Adult cells make up the lion's share of the stem cell space, mainly
because they are easier to come by than embryonic cells, and less expensive to
run in clinical trials. They are also derived from mature tissue, like bone
marrow or umbilical cord blood, so they avoid the ethical debate that
surrounds embryonic stem cells.

To be sure, many researchers consider embryonic stem cells to be more
versatile, and they may someday be more useful than adult stem cells in
treating diseases. But researchers also hope adult stem cells can help
them combat a variety of maladies from diabetes to heart disease.

In fact, adult stem cells are currently the only type of stem cells used
in transplants to treat diseases, such as cancers like leukemia.

Furthermore, researchers are far closer to commercializing drugs based
on adult stem cells than any product based on embryonic stem cells.

Read the full article…

Tuesday, June 2, 2009

Adult stem cells repair corneal blindness

Here is a tidy NSW application of our ever-versatile adult stem cells.


Corneal regeneration in humans has been around for some years using adult stem cells, but here a simple contact lens is used as the vehicle for applying the stem cells to the damaged surface.


Safe, cheap, and obviously "non-controversial", as Loane Skene (of the Lockhart Committee on human cloning and embryo research) points out.


To use cloning or embryos to obtain stem cells would not only be controversial, it would be plain stupid – as the cells are so second-rate: lacking the perfect immune match of our own stem cells, and likely to provoke tumours (and of course the exact same concern of tumours applies even to iPS cells).


Behold the future (and the present) of safe and effective stem-cell therapy: our own, simple, non-controversial cells.


Full story at:,27574,25549740-36398,00.html


COATING a common contact lens with stem cells could help restore a person's sight, Australian scientists have found.

University of New South Wales medical researchers used the technique to treat the damaged corneas of three patients, all of whose vision improved within weeks of the groundbreaking procedure. The results are published in the journal Transplant.

Stem cells were harvested from the eyes of each patient and then cultured inside a contact lens, which was then stuck onto a damaged cornea in a "transplant'' of regenerative cells.

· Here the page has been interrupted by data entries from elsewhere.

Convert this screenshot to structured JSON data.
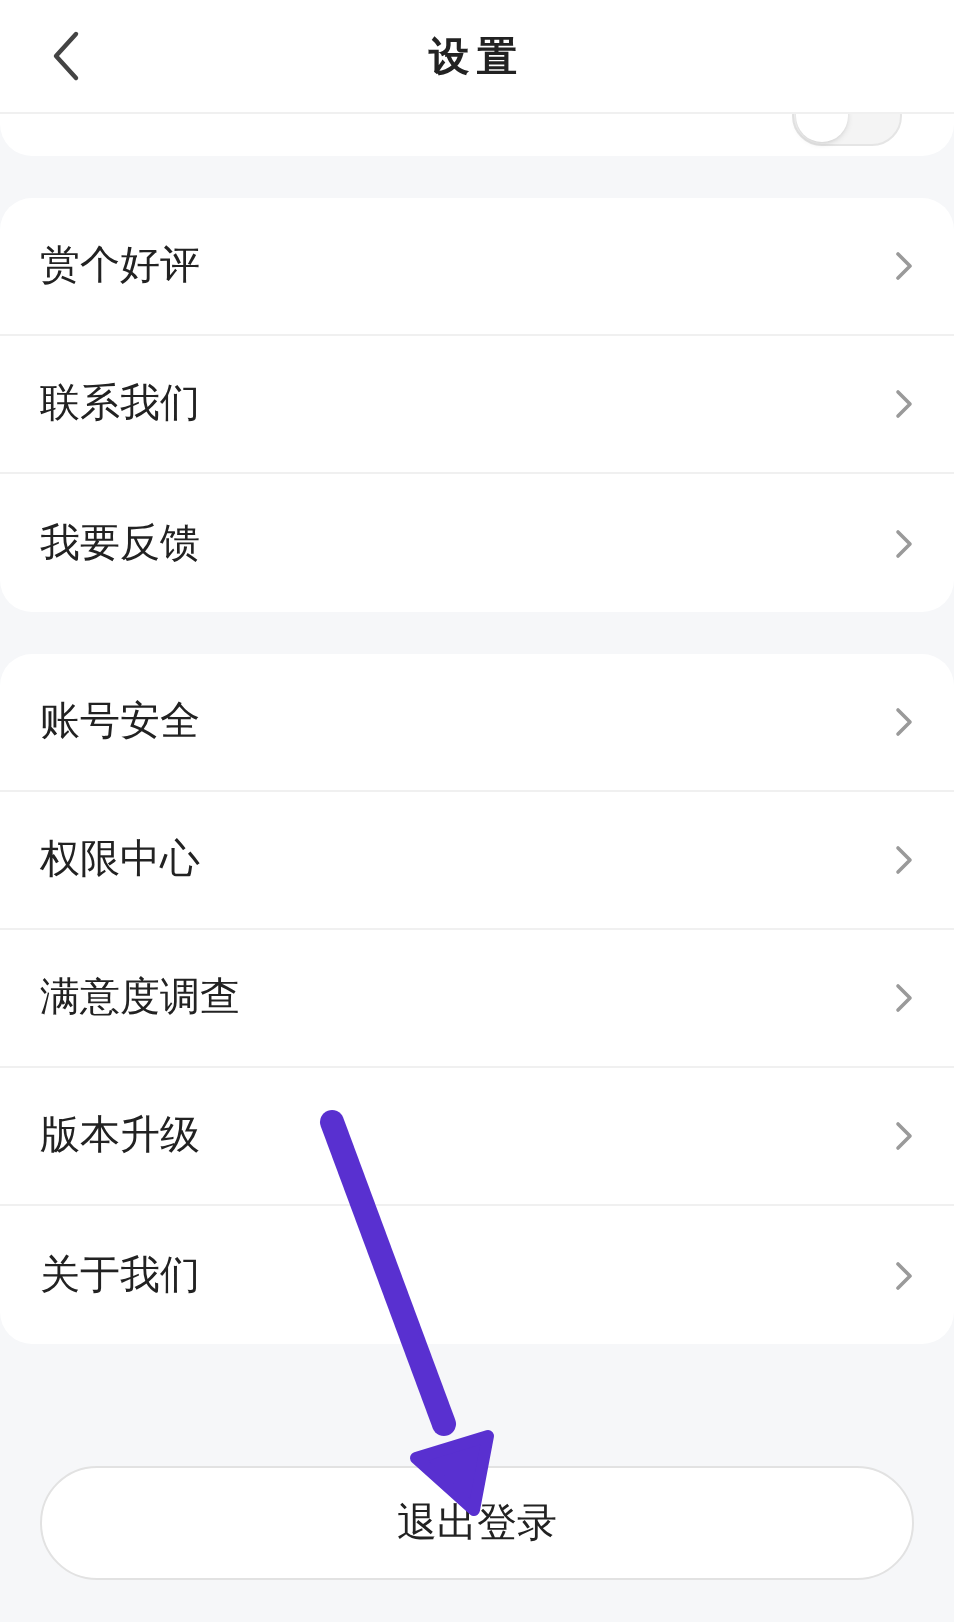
{
  "header": {
    "title": "设置"
  },
  "top_card": {
    "toggle_on": false
  },
  "groups": [
    {
      "items": [
        {
          "label": "赏个好评"
        },
        {
          "label": "联系我们"
        },
        {
          "label": "我要反馈"
        }
      ]
    },
    {
      "items": [
        {
          "label": "账号安全"
        },
        {
          "label": "权限中心"
        },
        {
          "label": "满意度调查"
        },
        {
          "label": "版本升级"
        },
        {
          "label": "关于我们"
        }
      ]
    }
  ],
  "logout_button": "退出登录"
}
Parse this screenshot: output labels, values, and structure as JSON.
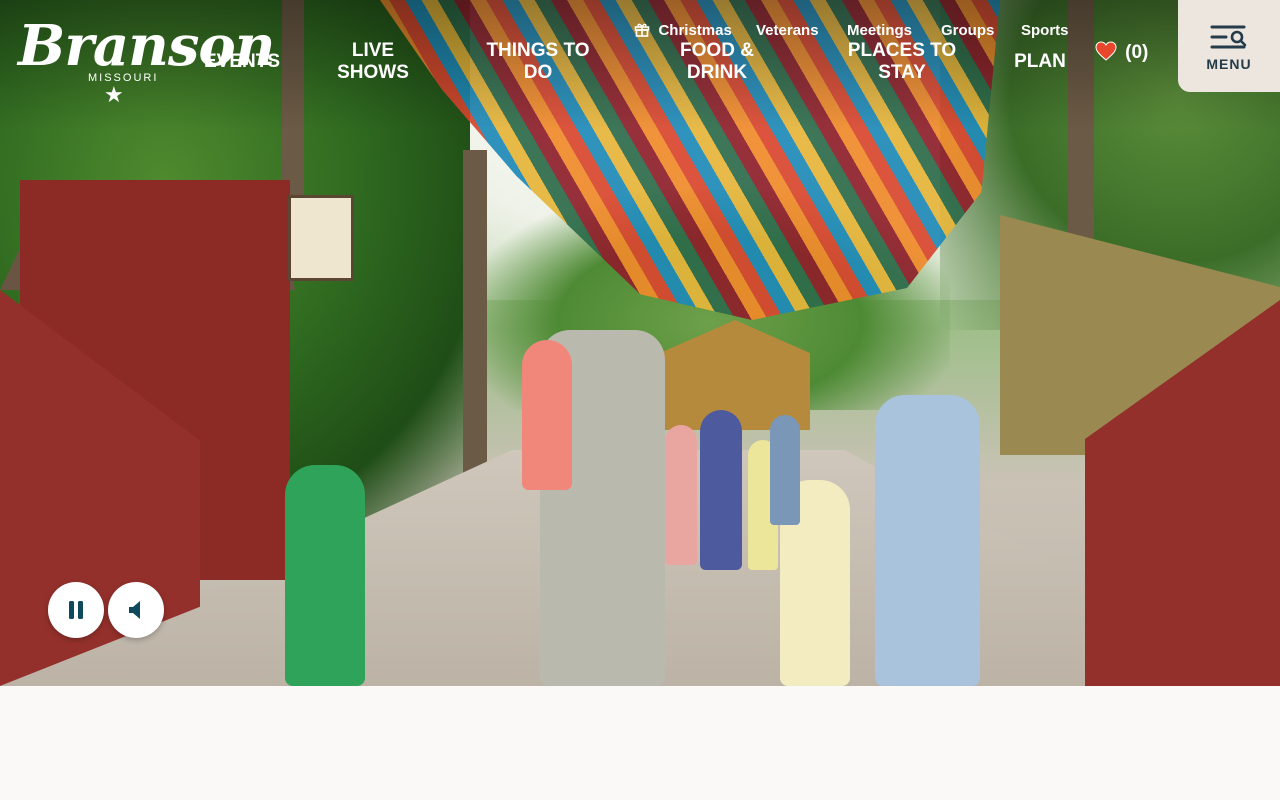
{
  "logo": {
    "name": "Branson",
    "sub": "MISSOURI",
    "star": "★"
  },
  "utility_nav": [
    {
      "label": "Christmas",
      "icon": "gift-icon"
    },
    {
      "label": "Veterans"
    },
    {
      "label": "Meetings"
    },
    {
      "label": "Groups"
    },
    {
      "label": "Sports"
    }
  ],
  "main_nav": [
    {
      "line1": "EVENTS",
      "line2": ""
    },
    {
      "line1": "LIVE",
      "line2": "SHOWS"
    },
    {
      "line1": "THINGS TO",
      "line2": "DO"
    },
    {
      "line1": "FOOD &",
      "line2": "DRINK"
    },
    {
      "line1": "PLACES TO",
      "line2": "STAY"
    },
    {
      "line1": "PLAN",
      "line2": ""
    }
  ],
  "favorites": {
    "count_label": "(0)",
    "icon": "heart-icon",
    "color": "#e8472b"
  },
  "menu": {
    "label": "MENU",
    "icon": "menu-search-icon"
  },
  "video_controls": {
    "pause_icon": "pause-icon",
    "mute_icon": "speaker-icon",
    "accent": "#0f4a5c"
  },
  "colors": {
    "menu_bg": "#ece6de",
    "page_bg": "#faf9f7",
    "nav_text": "#ffffff"
  }
}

"The procedure is totally simple and cheap,'' said the university's Dr Nick Di Girolamo. The procedure could be replicated in third would countries by a surgeon with a laboratory for cell culture, Dr Di Girolamo said.

It offered hope to people with a range of blinding eye conditions, he said, and there was also the possibility of adapting the technique to repair skin which behaved in a similar way to the eye.

The stem cell procedure was considered non-controversial, said former Deputy Chair of the Lockhart Committee on human cloning and embryo research Professor Loane Skene.